21.6.22

Doc

In Girum Imus Nocte Et Consumimur Igni, Guy Debord | 1978

De progressos em promoções, perderam o pouco que tinham e ganharam aquilo que ninguém queria. Colecionam as misérias e as humilhações de todos os sistemas de exploração do passado; e destes só ignoram a revolta. Parecem-se muito com os escravos, porque são encerrados em massas e, apertadamente, em maus edifícios doentios e lúgubres; malnutridos por uma alimentação poluída e sem sabor; maltratados de suas doenças sempre renovadas; contínua e mesquinhamente vigiados; mantidos no analfabetismo modernizado e nas superstições espetaculares que correspondem aos interesses de quem manda neles. São transplantados para longe de suas províncias ou dos seus bairros, para uma paisagem nova e hostil, segundo as conveniências concentracionárias da presente indústria. Não passam de números em gráficos organizados por imbecis.

Morrem em série nas estradas, a cada nova epidemia de gripe, a cada onda de calor, a cada erro de quem lhes falsifica os alimentos, a cada inovação técnica proveitosa para múltiplos empresários de um cenário cujos inconvenientes são os primeiros a suportar. As suas penosas condições de existência levam à sua degenerescência física, intelectual, mental. Falam-lhes sempre como a crianças obedientes, a quem basta dizer "é preciso", e eles acreditam. Mas, principalmente, são tratados como crianças estúpidas, diante das quais tartamudeiam e deliram dezenas de especializações paternalistas, improvisadas na véspera, fazendo-os admitir seja o que for e dizendo-lho a trouxe-mouxe; e igualmente o contrário no dia seguinte.
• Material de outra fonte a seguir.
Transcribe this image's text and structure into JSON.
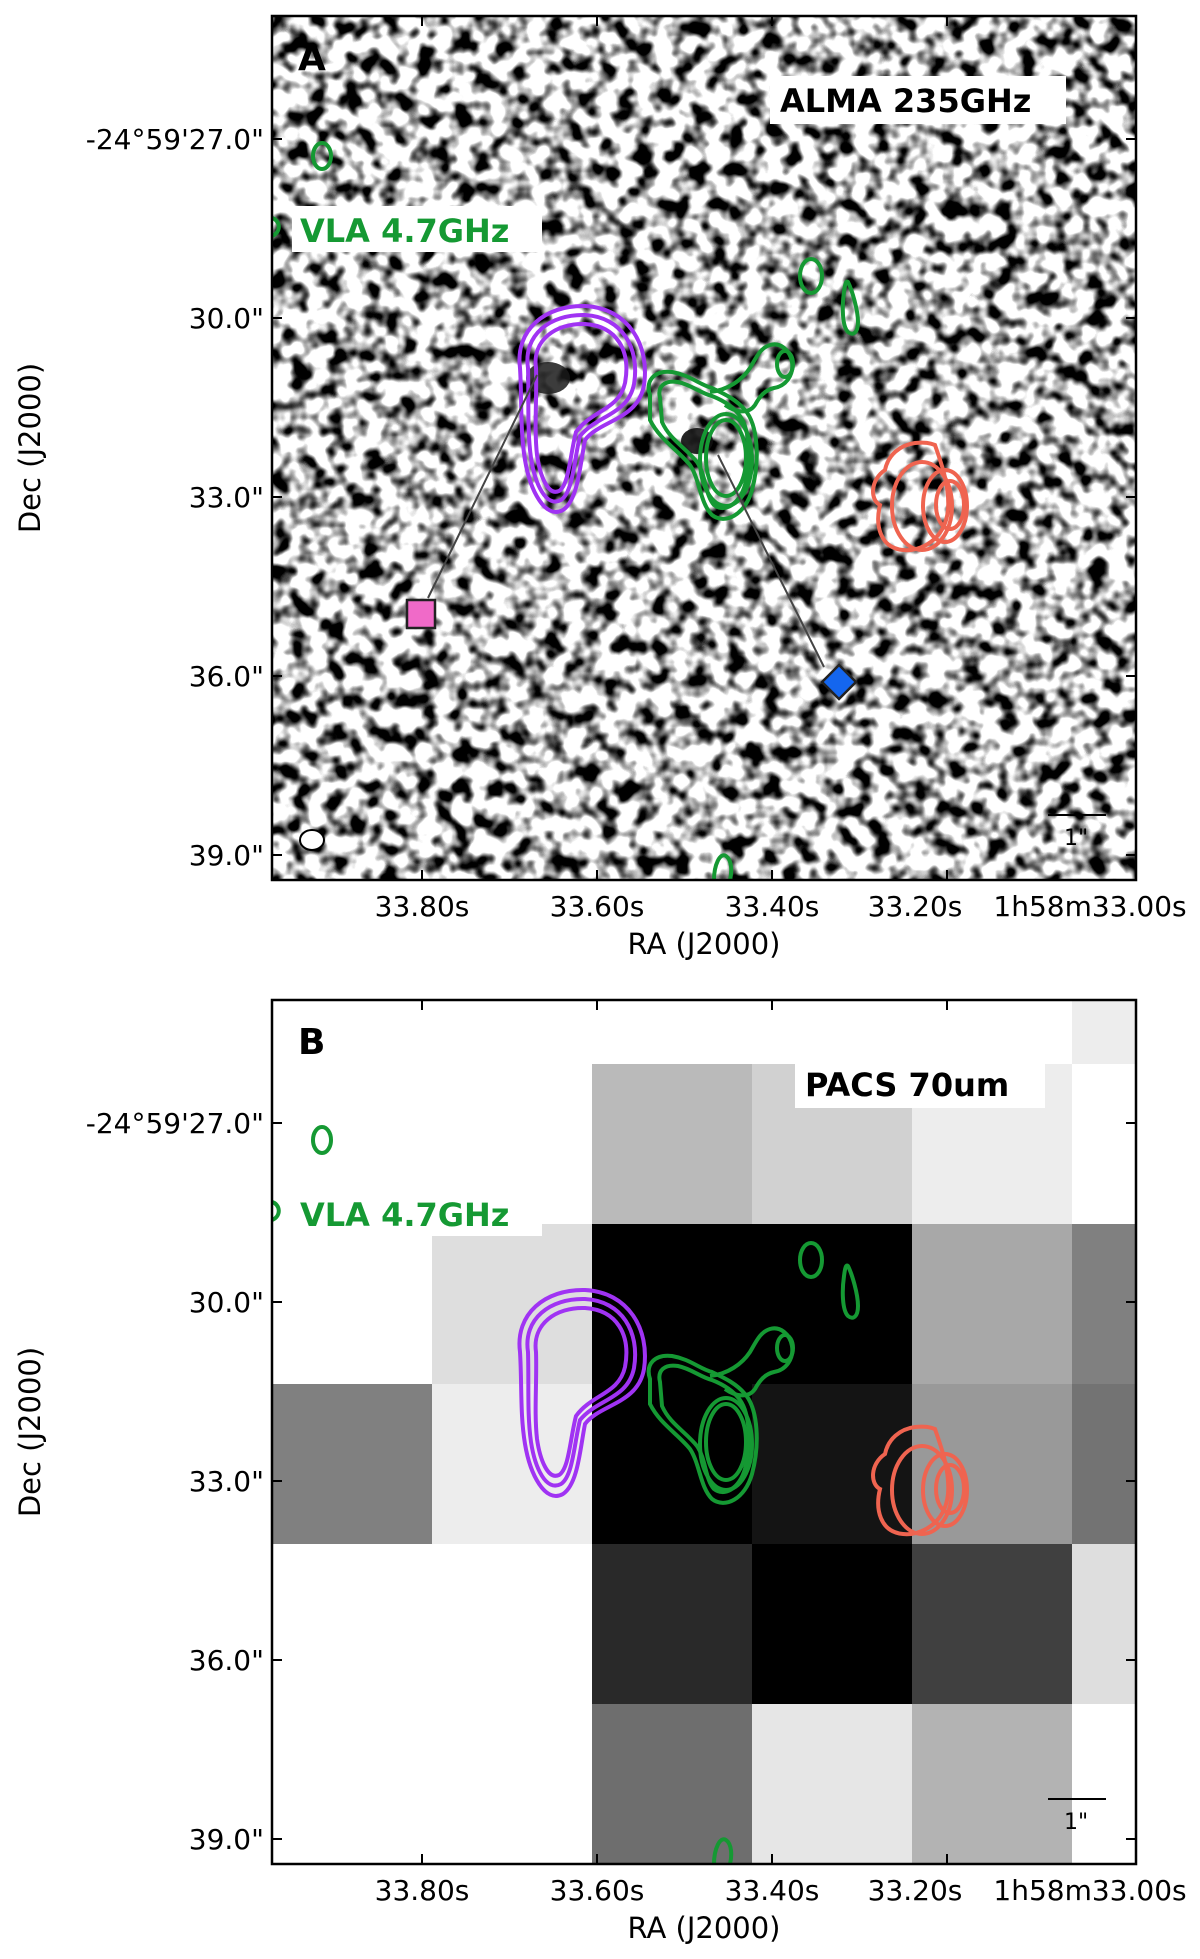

Esta terra tornou-se ingovernável, esta "terra devastada" onde os novos sofrimentos se disfarçam com o nome dos antigos prazeres; e onde as pessoas têm tanto medo. As pessoas movem-se na noite sem saída e são consumidas pelo fogo. Acordam assombradas e buscam, às apalpadelas, a vida. Para cúmulo, corre o rumor de que aqueles que a expropriavam, a extraviaram.